Usually they are just as invisible as the minute insect pests that chew, suck, and generally wreak havoc in the garden. And that is because many of them are nocturnal or they are very good at hiding. Rabbits come out in the very early light of dawn or the waning gleams of dusk. Gophers, however, do their dastardly destruction below ground and may rarely be seen.

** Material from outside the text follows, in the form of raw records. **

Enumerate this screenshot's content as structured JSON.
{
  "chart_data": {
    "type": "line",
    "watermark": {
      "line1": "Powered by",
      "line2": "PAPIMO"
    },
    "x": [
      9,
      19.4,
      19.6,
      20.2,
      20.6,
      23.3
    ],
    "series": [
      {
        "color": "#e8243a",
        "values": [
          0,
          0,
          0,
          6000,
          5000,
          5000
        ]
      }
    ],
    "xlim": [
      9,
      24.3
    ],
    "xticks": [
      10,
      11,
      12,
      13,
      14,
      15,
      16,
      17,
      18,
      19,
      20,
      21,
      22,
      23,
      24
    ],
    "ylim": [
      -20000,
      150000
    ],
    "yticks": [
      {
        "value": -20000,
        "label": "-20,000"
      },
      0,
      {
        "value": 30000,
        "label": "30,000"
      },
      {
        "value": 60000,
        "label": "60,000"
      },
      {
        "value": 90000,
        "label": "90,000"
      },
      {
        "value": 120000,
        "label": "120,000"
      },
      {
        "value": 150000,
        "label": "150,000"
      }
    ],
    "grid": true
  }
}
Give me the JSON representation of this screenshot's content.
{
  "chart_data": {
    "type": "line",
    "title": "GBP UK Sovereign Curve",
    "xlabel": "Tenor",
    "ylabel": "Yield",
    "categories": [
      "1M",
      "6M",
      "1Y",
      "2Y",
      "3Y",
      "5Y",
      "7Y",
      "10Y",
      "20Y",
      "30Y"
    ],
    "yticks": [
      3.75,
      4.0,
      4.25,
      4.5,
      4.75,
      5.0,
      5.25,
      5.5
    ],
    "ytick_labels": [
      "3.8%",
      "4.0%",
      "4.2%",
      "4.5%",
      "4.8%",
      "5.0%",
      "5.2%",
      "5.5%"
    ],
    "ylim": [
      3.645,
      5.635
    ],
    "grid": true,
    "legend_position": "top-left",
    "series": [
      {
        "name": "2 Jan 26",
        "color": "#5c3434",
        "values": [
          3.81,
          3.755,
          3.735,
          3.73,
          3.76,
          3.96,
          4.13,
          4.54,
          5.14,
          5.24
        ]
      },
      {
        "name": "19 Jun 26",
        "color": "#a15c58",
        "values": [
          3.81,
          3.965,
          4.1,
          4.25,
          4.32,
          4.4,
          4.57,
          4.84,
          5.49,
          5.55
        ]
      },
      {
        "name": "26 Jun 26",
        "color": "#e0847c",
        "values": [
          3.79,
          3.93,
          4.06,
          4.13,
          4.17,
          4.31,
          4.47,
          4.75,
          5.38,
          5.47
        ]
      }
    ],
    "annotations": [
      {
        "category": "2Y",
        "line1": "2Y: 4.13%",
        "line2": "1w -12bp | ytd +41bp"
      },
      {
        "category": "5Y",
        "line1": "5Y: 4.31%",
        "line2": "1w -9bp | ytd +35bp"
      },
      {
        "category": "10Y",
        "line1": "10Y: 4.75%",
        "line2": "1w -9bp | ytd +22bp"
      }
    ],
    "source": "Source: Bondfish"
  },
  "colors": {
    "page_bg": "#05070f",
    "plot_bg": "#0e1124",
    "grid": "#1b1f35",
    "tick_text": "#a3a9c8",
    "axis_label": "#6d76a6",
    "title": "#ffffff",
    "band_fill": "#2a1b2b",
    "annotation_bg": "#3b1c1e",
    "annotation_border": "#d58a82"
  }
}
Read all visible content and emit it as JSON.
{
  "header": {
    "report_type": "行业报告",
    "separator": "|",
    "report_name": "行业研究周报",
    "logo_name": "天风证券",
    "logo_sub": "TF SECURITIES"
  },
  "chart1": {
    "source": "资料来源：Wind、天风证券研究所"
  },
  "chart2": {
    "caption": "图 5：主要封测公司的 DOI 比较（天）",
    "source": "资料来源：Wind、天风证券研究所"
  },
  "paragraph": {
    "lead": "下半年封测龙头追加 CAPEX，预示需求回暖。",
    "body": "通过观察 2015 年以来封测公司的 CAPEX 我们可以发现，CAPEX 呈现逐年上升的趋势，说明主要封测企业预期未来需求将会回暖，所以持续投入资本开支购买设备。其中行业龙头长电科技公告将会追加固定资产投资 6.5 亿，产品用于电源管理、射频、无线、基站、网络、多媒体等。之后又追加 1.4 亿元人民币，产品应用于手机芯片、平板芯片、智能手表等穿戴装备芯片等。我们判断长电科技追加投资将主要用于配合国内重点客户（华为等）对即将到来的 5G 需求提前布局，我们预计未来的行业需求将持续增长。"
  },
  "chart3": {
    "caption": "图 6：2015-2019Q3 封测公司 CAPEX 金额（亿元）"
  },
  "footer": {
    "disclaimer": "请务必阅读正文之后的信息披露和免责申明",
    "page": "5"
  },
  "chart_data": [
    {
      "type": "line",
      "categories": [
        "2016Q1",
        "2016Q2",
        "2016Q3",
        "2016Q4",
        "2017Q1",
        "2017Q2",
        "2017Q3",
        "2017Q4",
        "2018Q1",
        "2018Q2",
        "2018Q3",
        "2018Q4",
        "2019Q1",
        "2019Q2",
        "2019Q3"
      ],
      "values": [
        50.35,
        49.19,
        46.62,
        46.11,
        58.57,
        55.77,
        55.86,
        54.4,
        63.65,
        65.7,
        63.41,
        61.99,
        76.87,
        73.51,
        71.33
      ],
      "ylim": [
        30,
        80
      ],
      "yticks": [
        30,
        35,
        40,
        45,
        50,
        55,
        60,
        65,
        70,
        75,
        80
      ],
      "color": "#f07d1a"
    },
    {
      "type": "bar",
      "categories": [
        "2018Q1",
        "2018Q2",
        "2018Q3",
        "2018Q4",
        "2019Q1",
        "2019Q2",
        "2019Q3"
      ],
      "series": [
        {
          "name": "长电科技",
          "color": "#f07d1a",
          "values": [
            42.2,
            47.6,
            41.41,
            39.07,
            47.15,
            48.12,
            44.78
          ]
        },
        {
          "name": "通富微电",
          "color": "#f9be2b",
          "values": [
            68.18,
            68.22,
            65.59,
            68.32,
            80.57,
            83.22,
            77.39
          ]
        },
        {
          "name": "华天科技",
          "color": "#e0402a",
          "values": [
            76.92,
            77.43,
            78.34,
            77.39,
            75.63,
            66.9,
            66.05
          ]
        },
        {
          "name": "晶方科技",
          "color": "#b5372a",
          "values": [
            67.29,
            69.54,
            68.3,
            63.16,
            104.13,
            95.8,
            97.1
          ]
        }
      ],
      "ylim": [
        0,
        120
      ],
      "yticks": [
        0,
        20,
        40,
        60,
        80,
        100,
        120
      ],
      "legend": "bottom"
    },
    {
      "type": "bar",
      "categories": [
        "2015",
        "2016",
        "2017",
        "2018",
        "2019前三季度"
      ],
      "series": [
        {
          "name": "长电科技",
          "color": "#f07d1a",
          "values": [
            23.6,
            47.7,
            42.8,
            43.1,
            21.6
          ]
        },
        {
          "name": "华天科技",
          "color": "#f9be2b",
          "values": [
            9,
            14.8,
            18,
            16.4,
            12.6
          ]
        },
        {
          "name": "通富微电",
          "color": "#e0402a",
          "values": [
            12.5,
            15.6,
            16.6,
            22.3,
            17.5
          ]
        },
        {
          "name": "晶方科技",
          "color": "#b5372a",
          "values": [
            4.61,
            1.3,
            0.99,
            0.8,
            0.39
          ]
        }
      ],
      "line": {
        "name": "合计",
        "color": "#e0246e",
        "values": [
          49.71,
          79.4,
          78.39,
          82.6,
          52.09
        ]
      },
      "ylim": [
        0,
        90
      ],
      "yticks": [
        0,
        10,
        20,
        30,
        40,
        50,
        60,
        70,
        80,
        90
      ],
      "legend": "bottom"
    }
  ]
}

Rabbits, the native cottontails to be exact, can do major damage to tender young plants. They do seem to be selective, so protecting the newly planted peppers and coleus until they get a bit bigger may be enough of a deterrent. Parsley, though — forget about it; they will graze it to the ground at any given point. Methods for discouraging rabbits include removing brush and other overgrown areas. Unfortunately garden elements such as clipped hedges may provide exactly the cover they like. Live trapping is an option if one is willing and able to “relocate” the catch. Urine-based repellents may provide some control but need to be reapplied fairly often in an irrigated garden setting. Permanent fencing (remember the rabbit-proof fence in the movie of the same name) is definitely an option if the infestation looks to become permanent, too. It doesn’t need to be high (two to four feet max), but it should extend below the surface of the ground by at least six inches to prevent them burrowing under.
Gophers can be equally as destructive. They live here, they eat almost anything, and what they don’t eat, they burrow beneath to make their subterranean homes. Effective control (without the use of poisons that can enter the ecosystem and affect raptors and pets) can be achieved by persistent trapping with box-type traps. But gophers are smart little devils, and traps must be camouflaged and baited just so to catch them.
Find the main run, and excavate a hole large enough to insert the trap flush against the opening into the tunnel. In fact, make it big enough for two traps, placing them back-to-back facing both directions of the run. Always handle the traps with gloves on to avoid leaving a scent that they will detect and avoid. Put a drop of anise oil (available at your local supermarket in the spice aisle) on the back wall of the trap, and add a nice fresh sprig of cheeseweed (one of gophers’ favorite weeds) to camouflage the trigger mechanism. This little salad will be irresistible to even the wiliest gopher. Cover the traps and run so that no light can shine in. Check the trap after a few hours, and if the gopher has managed to steal the bait, redo the whole thing. Reset the trap in the same run even after catching one, as several gophers may use the same tunnels. New gophers may move into old runs, too, after the first inhabitants have gone. Be persistent.
The best protection against either pest is, of course, a chicken-wire cage installed around the roots of plants to deter gophers or around the above-ground parts to keep rabbits at bay. The chicken wire will last for years and stop those burrowing, nibbling beasts in their tracks.